Na véspera gelada do dia de Ação de Graças chegamos a Boston, na casa dos pais dele. Sete anos haviam se passado sem notícias dele, as lágrimas copiosas da mãe e os olhos marejados do pai não acreditavam que o filho estivesse de volta e os apertava em seus braços. Assisti comovido ao reencontro deles, e senti que havia feito o certo ao convencê-lo a apagar as rusgas do passado e criar uma nova relação com eles. Era desse homem inteiro e, quites com seu passado, que eu precisava, e foi assim que voltamos para a Nova Zelândia logo depois do Natal.

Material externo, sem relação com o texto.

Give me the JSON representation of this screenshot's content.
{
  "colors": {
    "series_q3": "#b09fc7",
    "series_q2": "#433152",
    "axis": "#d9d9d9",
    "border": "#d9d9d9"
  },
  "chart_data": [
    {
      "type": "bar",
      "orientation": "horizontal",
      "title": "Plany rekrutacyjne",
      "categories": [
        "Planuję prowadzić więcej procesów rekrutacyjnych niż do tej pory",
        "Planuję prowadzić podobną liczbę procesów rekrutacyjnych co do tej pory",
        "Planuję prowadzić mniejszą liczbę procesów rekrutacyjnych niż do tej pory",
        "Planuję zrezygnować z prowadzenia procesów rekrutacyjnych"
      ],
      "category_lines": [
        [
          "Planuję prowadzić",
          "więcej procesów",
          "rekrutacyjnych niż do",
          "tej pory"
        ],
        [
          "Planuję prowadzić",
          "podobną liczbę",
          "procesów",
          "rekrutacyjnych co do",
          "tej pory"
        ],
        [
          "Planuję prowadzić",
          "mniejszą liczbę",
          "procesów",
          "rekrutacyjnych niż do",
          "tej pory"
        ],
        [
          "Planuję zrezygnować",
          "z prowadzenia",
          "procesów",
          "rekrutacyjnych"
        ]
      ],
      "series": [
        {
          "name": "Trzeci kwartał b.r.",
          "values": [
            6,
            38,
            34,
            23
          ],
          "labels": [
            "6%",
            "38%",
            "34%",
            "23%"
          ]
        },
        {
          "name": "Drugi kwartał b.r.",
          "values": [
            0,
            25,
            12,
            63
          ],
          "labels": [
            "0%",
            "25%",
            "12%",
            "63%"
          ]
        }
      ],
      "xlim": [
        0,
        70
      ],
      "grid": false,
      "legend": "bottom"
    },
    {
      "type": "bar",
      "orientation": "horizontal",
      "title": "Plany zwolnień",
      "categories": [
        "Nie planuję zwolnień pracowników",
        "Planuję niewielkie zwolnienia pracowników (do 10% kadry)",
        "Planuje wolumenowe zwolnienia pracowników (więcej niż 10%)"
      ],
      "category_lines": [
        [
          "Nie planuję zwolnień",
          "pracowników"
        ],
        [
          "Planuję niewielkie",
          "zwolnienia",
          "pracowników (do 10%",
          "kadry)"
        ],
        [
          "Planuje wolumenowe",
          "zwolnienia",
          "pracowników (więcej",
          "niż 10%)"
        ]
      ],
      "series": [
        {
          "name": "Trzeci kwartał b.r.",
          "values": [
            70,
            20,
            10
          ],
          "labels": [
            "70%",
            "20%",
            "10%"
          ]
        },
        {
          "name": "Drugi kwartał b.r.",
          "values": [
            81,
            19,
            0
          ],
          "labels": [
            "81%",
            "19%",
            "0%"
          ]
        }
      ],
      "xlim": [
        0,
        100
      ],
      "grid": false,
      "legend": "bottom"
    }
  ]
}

Há um ano compramos uma fazenda na região de Canterbury às margens do lago Ohau na ilha do sul, de um casal de idosos que não se achavam mais em condições de tocar a propriedade. Além dos vinhedos que cobrem a metade da fazenda, resolvemos investir na horticultura orgânica. Às três estufas iniciais estamos anexando mais duas para dar conta da demanda. A casa, um chalé com grossas paredes de pedras da região, incrustado na vertente leste das montanhas que acompanham a espinha dorsal dos Alpes do Sul, não é grande, mas confortável o suficiente para acomodar nossos sonhos. Nos finais de tarde de agosto, como agora, quando o sol dourado se põe atrás dos picos gelados cobertos de neve, o Owen e eu nos sentamos lado a lado nas almofadas do sofá de rattan da varanda envidraçada, com uma caneca de chá fumegante esquentando as mãos enregeladas e o Trevor enrolado aos nossos pés, e eu sei que tomei a decisão certa. Sinto o corpo quente dele resvalando no meu. Desde o café dessa manhã ele já me enleou umas três vezes e seu olhar está com aquele brilho afogueado e terno ao mesmo tempo; aquele brilho que diz – quero entrar em você – e que tem a capacidade de deixar todos os meus sentidos em alerta. Sei que esta noite, quando sua rola estiver pulsando cada vez mais espaçadamente dentro de mim, e minha musculatura anal já não estiver tão tensa e dolorida, seu olhar satisfeito vai procurar o meu, e antes que seus lábios toquem os meus, ele vai sussurrar um – TE AMO – com sua voz rouca e sensual. Como sempre, vou enfiar as pontas dos meus dedos nos seus cabelos e devolver um – EU TAMBÉM TE AMO, MUITO – antes de nos embalarmos em nossas próprias respirações e adormecer.